Since coming into its hands in 2004, the National Trust has developed an interesting tour of three of the Court 15 houses, taking in the lives of families from the 1840s, 1870s, and 1930s known to be living there then. The tour, encompassing very narrow and steep (almost treacherous) stairs over three floors, takes you into the first 1840s house, up to the attic bedrooms, and through to that representing the 1870s. You then work your way down to the ground floor, and into the house next door. From the attic in that house, the tour passes into the former commercial premises of tailor George Saunders who came to Birmingham from St Kitts in the Caribbean and made a name for himself in bespoke tailoring. When Saunders vacated Court 15 in 2002 he left much of the premises as it was on his last day of trading.

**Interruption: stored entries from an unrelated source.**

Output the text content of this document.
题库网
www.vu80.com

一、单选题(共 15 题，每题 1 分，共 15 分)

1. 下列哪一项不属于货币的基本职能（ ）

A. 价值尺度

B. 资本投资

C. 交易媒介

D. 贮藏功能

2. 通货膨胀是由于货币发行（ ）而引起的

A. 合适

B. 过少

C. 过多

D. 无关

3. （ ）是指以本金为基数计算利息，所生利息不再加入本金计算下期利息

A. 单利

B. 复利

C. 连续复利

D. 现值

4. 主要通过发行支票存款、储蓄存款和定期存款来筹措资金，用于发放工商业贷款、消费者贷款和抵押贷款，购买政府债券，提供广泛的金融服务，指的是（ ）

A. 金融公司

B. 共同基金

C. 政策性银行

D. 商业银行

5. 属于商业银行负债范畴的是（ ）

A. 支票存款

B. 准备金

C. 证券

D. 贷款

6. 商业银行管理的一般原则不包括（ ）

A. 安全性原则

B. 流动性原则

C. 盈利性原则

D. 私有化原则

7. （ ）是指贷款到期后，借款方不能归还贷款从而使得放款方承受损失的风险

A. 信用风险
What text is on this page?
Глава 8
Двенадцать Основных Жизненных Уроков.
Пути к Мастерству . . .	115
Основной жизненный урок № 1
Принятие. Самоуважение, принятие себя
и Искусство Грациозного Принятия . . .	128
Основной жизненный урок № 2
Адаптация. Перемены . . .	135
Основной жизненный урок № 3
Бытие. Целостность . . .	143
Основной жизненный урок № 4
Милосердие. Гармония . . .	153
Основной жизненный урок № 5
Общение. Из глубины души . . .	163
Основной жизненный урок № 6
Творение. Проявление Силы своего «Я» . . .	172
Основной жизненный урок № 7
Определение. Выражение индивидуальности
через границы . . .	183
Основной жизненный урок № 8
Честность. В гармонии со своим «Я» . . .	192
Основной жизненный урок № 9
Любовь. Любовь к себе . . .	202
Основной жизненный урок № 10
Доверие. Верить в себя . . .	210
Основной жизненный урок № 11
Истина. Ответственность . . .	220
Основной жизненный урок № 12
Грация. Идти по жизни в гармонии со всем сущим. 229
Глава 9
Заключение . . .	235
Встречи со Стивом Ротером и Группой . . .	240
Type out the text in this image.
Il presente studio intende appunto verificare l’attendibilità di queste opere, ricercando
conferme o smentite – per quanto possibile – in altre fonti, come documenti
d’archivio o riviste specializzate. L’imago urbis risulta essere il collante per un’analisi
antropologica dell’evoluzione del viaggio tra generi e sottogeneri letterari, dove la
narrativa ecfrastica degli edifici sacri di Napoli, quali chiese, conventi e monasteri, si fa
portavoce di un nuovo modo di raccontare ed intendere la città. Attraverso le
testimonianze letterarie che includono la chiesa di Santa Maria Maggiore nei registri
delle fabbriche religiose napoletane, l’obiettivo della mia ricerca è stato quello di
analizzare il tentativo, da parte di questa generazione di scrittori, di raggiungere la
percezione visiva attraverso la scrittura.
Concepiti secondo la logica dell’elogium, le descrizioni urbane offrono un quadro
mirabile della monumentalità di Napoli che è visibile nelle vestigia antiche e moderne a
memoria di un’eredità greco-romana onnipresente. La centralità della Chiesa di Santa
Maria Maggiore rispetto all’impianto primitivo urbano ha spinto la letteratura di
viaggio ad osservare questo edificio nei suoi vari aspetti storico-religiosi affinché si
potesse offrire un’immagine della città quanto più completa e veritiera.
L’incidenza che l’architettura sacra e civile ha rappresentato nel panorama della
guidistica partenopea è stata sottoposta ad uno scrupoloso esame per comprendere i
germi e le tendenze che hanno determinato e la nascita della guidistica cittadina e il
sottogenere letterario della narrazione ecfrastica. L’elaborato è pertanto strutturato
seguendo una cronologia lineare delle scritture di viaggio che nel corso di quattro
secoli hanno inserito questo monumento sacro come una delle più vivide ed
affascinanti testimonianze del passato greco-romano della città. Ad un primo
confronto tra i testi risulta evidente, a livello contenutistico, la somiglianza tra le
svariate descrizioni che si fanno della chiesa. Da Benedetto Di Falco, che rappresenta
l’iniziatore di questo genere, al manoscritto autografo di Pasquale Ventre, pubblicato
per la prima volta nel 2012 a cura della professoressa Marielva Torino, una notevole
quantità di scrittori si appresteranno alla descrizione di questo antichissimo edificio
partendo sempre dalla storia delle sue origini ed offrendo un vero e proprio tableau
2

A Jewish family by the name of Levi, was known to reside in one of the houses during the 1840s. The Levis had one daughter and three sons, and like many other families, Mr Levi practiced his trade (of making clock and watch hands) from his home.

On the top attic floor of this house there are two rooms still accessible on the street side, but have never been renovated.

In the next 1870s house, occupied by the Oldfields, who had many children – and lodgers! – there is already a coal-fired range in the kitchen, and paraffin lamps were used throughout for lighting. The children slept head-to-toe in a bed in the attic room, shared with the married lodgers. Modesty was maintained by a curtain.

By the 1930s, there was already electricity (and running water) in the house, occupied by an elderly bachelor George Mitchell.

The premises of George Saunders are full of all the paraphernalia of the tailoring business. An old sewing machine, and another for making buttonholes. Patterns for bespoke suits handing from the walls, and bolts of cloth stacked on shelves. There are some half-finished garments, others ready to collect. Until his death, George worked with the National Trust to document the last years of the Back to Backs.

Throughout the houses there are many contemporary pieces of furniture and ornaments. My eye was caught by this particularly fine pair of (presumably) Staffordshire rabbits.

Finally, no visit to the Birmingham Back to Backs would be complete without a look inside Candies, a Victorian sweet shop on the corner of Hurst and Inge Streets at No. 55, purveyor of fine sweets that I remember from my childhood. What a sensory delight! In fact, tours of the Back to Backs start from outside Candies, so there’s no excuse.

And finally, what about that ‘rule of thumb’ I referred to in the title of this post. Well, while we were looking at the sleeping arrangements for the Oldfield children in the 1870s, Fran Payne reached under the bed for the gazunda, the communal chamber pot (‘goes under’). In the darkness, she told us, this how you could tell, with the tip of your thumb, whether a chamber pot was full or not. Dry: OK. Wet: time to go downstairs to the outside toilet in the courtyard.

I mentioned that our visit to the Back to Backs was very enjoyable, but it’s not somewhere that I would have made a special trip. We had to be in Birmingham on another errand, and since it was just a hop and a skip from the central Post Office, we took the opportunity. The Birmingham Back to Backs are a special relic of this great city of 1,000 trades.